KES Chapel Reflection, Week of 12 January
After me comes one who is mightier than I
They are the words of John the Baptist at the baptism of Christ in the river Jordan. The story marks the beginning of Mark’s Gospel. It has usually been interpreted to signal the beginning of Jesus’s public ministry – itself a kind of epiphany. Yet in the Christian understanding, it is an Epiphany at once of the Trinity and also of the essential divinity of Christ revealed in and through his humanity. Pretty powerful ideas are revealed to us and in ways that engage us in terms of different ways of knowing.
First, there is the witness of John to the coming of Jesus as one greater than himself, one who will baptize not with water, he says, but with the Holy Spirit. In other words, one who is God with God and in God and God with us. John bears witness to one who is greater than himself who comes with a sense of purpose that belongs to a greater good for our humanity. Secondly, there is the witness of God himself to himself, we might say, God as Trinity. We behold the figure of Christ in his humanity in the water; we see the Holy Spirit descending upon him like a dove; we hear the voice of the Father who declares that “this is my beloved Son in whom I am well pleased.” Powerful images.

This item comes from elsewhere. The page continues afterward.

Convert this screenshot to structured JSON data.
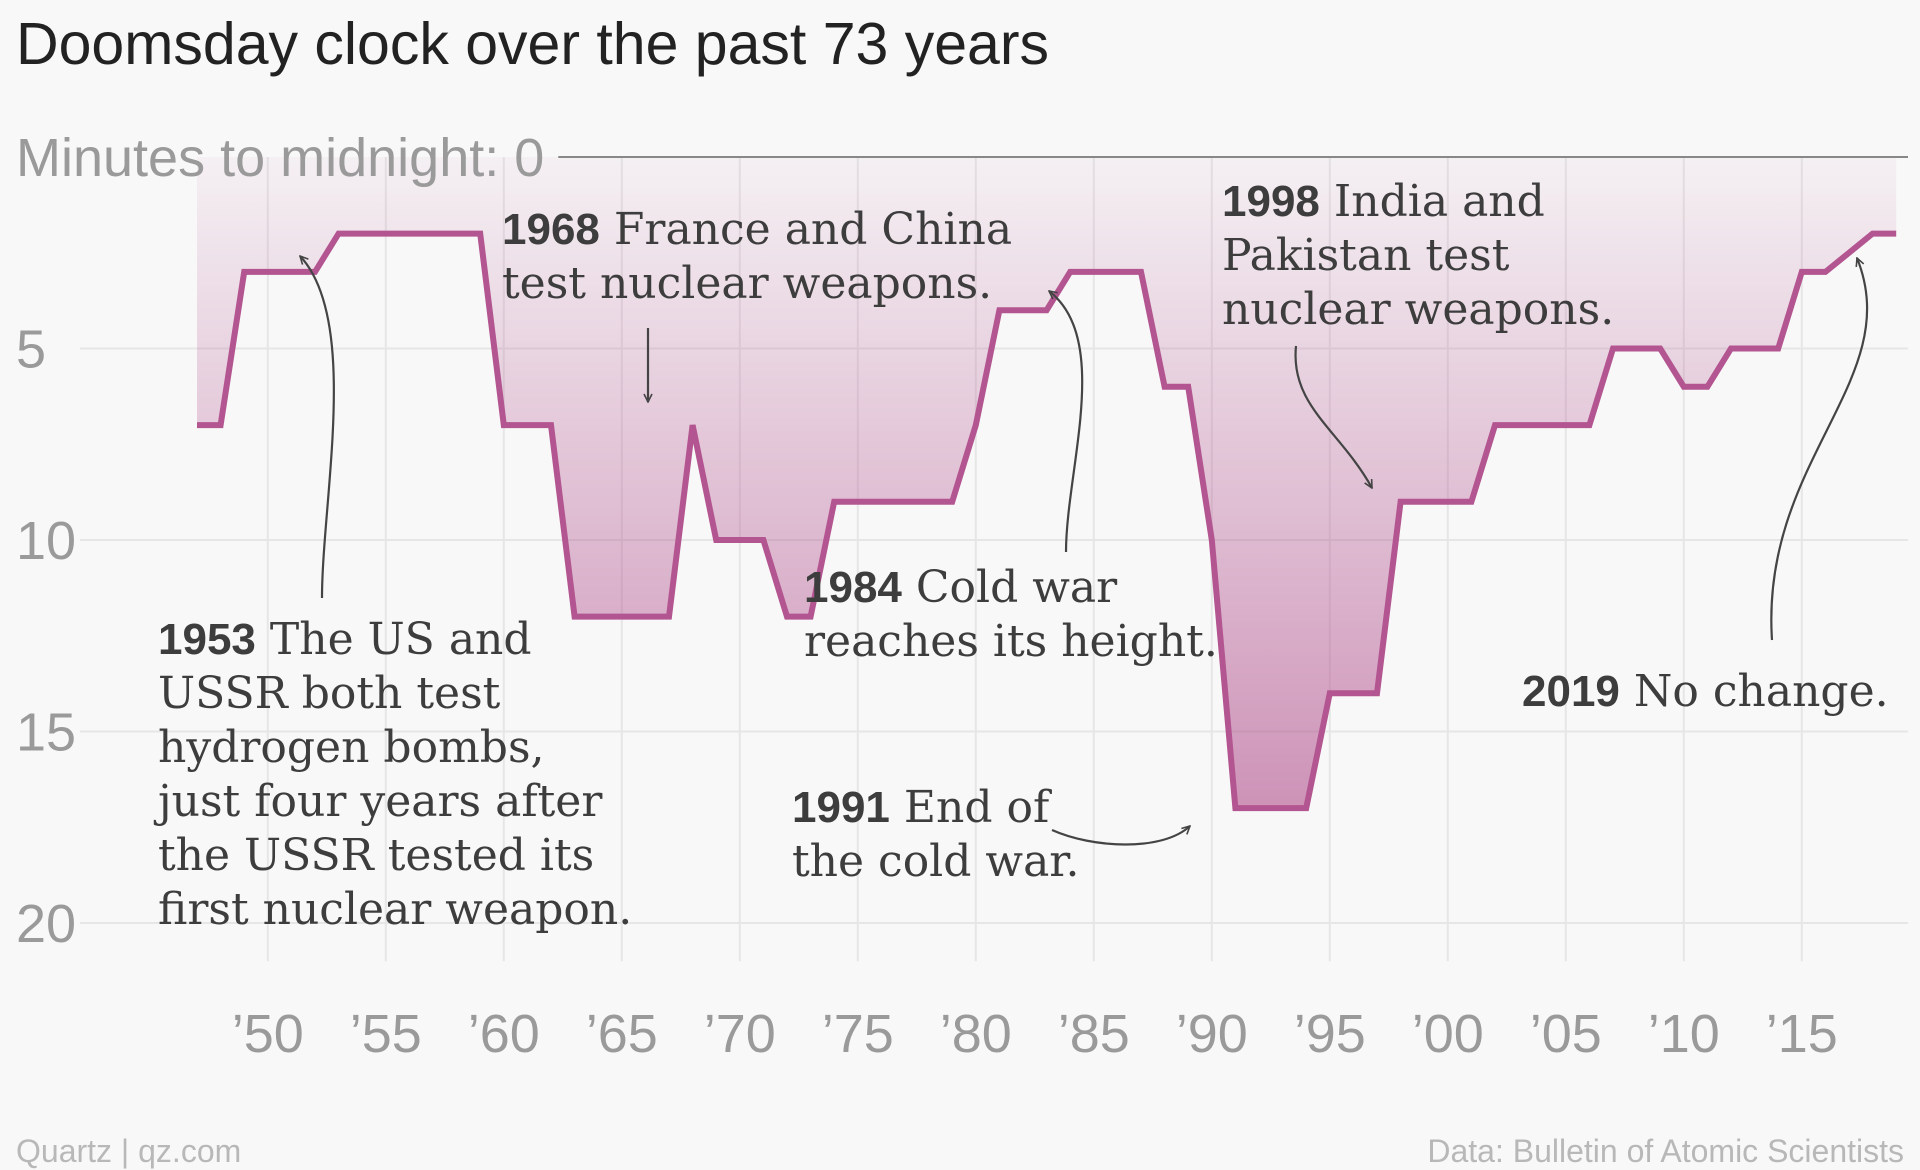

The doctrine of the Trinity is the great and essential teaching of the Christian Faith. It is about the mystery of God in Himself which underlies all the ways of God’s engagement with our humanity; God for us, as it were. Without the first there is always the danger of collapsing God into the world or into the vain imaginations of our hearts and minds. What does this mystery mean? It suggests the mutual indwelling and interpenetration of the persons of the Trinity revealed as Father, Son, and Holy Ghost. This idea of being in and with another deepens the mystery of ourselves as individuals. In other words, it challenges the contemporary notion of the completely independent self, the autonomous individual, alone in oneself as utterly disconnected from the world and even from oneself. As if we were perfect and complete. As if we were God.